Foi uma aposta. E eu perdi. Agora estou confuso. Mas que dar o cu é mesmo gostoso pra caralho, isso eu não posso negar.
Um colega meu é bi. Sempre sacaneei ele. Mas há dois meses ele me lamçou um desafio. Sim desafio impossível de recusar. Se eu vencesse, me daria a sua Land Rover novinha. Se eu perdesse, não levaria nada. Mas já teria levado. Ele disse que se eu desse o cu pra ele, que ele me faria gemer e até gozar levando dentro e que da metade da foda para frente, eu já estaria sentindo prazer suficiente para me contorcer de tesão. Isso ficaria só entre nós dois. E não haveria qualquer sentimento ou compromisso emocional. Seria só diversão. Ele me deu a chave do carro e teria que ser já. Como ele sempre foi sério e de palavra, percebi que era sério e não apenas uma brincadeira dele. Ele estava realmente incomodado com a minha última piadinha. Me olhava sério na mesa do bar, enquanto bebia mais um gole de cerveja. Eu olhei para o carro dele na calçada e para a chave na minha mão. Voltei a olhar para ele e ele falando baixinho como desde o início da proposta disse que era pegar ou largar. Se eu não gozasse sem que meu pau fosse tocado ou estivesse sendo pressionado e se eu não gemesse, ainda que minimamente, o carro seria meu. Mas eu disse que para ganhar essa aposta, eu teria que virar viado. Então ele riu de nervoso, balançando a cabeça, e pegou a chave de volta, dizendo que eu não deveria aceitar a aposta porque depois que eu desse a primeira vez seria impossível não dar novamente. Então se aproximou um pouco mais e falou no meu ouvido:
— Se eu te comer, brother, por mais que eu goste de você e te considere um irmão, não dou um mês para você estar bebendo leitinho igual uma puta.
Eu não gostei de ouvir aquilo. Fiquei realmente chateado. Mas eu achava que seria impossível que eu gostasse. E embora não quisesse me submeter a outro homem, aquela maravilha de SUV eu juro que já via na minha garagem. Então olhei para ele bem sério, enquanto bebia mais um pouco, com ele me olhando com sorriso sacana, e perguntei se eu poderia desistir a qualquer momento. Ele disse:
— Claro!
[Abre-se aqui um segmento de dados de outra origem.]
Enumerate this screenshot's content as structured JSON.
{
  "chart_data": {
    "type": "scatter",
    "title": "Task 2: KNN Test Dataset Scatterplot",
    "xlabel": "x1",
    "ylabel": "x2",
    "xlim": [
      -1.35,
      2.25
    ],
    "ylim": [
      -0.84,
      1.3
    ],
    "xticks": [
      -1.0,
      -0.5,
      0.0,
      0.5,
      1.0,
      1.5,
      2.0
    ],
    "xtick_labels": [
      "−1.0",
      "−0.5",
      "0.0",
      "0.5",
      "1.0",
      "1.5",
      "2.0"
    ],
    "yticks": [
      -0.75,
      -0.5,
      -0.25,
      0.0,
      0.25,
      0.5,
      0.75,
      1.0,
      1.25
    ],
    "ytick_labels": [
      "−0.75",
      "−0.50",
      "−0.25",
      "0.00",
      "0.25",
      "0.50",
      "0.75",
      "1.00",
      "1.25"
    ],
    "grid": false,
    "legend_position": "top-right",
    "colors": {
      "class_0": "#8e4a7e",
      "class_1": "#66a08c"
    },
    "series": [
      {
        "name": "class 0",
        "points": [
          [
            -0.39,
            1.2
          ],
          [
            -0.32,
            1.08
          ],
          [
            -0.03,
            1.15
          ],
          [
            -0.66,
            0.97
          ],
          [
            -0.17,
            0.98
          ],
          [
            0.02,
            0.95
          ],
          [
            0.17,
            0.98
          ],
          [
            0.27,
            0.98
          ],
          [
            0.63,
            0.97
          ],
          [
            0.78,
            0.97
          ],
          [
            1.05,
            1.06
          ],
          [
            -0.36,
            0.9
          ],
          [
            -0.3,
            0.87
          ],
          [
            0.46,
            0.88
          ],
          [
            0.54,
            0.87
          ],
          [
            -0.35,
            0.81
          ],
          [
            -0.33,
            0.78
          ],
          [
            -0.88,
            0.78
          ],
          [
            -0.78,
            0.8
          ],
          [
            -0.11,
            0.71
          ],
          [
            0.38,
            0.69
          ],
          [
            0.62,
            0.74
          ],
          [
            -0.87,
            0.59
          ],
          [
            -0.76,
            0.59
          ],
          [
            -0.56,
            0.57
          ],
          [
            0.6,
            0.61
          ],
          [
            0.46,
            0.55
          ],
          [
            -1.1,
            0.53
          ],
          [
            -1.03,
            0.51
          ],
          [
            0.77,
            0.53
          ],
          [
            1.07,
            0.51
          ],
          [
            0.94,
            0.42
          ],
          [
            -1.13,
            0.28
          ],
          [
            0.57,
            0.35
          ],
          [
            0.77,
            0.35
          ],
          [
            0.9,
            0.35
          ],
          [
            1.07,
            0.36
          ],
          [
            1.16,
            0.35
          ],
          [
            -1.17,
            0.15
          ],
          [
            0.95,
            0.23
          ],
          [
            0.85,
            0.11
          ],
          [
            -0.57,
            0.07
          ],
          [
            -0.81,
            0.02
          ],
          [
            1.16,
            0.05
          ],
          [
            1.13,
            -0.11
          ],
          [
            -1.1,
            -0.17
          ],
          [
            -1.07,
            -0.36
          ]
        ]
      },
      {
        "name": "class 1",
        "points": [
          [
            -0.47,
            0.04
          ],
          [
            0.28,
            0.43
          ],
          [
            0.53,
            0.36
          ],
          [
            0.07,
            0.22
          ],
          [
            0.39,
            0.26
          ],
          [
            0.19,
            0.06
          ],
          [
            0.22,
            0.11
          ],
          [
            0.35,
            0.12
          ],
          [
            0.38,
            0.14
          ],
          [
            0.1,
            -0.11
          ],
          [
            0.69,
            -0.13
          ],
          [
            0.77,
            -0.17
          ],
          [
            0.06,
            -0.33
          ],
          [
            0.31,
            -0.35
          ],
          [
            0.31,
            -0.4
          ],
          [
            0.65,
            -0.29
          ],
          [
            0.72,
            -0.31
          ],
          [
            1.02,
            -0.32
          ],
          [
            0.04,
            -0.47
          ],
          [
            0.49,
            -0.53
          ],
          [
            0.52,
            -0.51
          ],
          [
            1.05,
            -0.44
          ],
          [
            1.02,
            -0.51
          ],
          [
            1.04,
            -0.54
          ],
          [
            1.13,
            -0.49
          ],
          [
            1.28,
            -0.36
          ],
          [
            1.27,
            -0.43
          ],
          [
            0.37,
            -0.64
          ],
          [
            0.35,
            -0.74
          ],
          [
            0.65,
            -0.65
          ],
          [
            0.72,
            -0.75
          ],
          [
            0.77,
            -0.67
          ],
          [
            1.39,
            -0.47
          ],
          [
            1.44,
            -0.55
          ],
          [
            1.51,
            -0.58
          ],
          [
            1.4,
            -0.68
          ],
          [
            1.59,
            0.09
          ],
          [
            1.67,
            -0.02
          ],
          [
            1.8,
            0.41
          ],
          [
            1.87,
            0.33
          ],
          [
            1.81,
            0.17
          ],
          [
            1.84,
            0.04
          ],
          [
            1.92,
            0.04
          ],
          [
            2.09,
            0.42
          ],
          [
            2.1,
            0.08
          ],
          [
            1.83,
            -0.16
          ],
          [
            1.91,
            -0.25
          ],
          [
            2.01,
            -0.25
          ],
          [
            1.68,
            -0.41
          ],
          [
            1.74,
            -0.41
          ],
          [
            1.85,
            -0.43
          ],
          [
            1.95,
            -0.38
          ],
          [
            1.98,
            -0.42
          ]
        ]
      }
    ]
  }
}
Mas não leva o carro e só de você ter pensado na possibilidade, isso já virou uma chave dentro de você. Já era, Aurélio! Agora é só questão de tempo.
Eu realmente havia me imaginado de costas para ele e ele me segurando enquanto me enrabava. E não foi nada legal ter aquela imagem na mente. Só que ela parecia uma porcaria de flash insistente. Então ele me ofereceu novamente a chave.
— Pode dirigir até o hotel que achar mais discreto. Ninguém vê a gente de fora. Ninguém nunca vai saber. E se você vencer a aposta, vai levar essa belezinha direto para a sua garagem. É muito sério, Aurélio. Agora, você acha que eu iria correr o risco de perder meu carro? Claro que não! Então, se você não quer correr o risco de sentir muito prazer no cu e talvez até pedir mais, hoje mesmo, não aceite a aposta. Porque você já perdeu, cara.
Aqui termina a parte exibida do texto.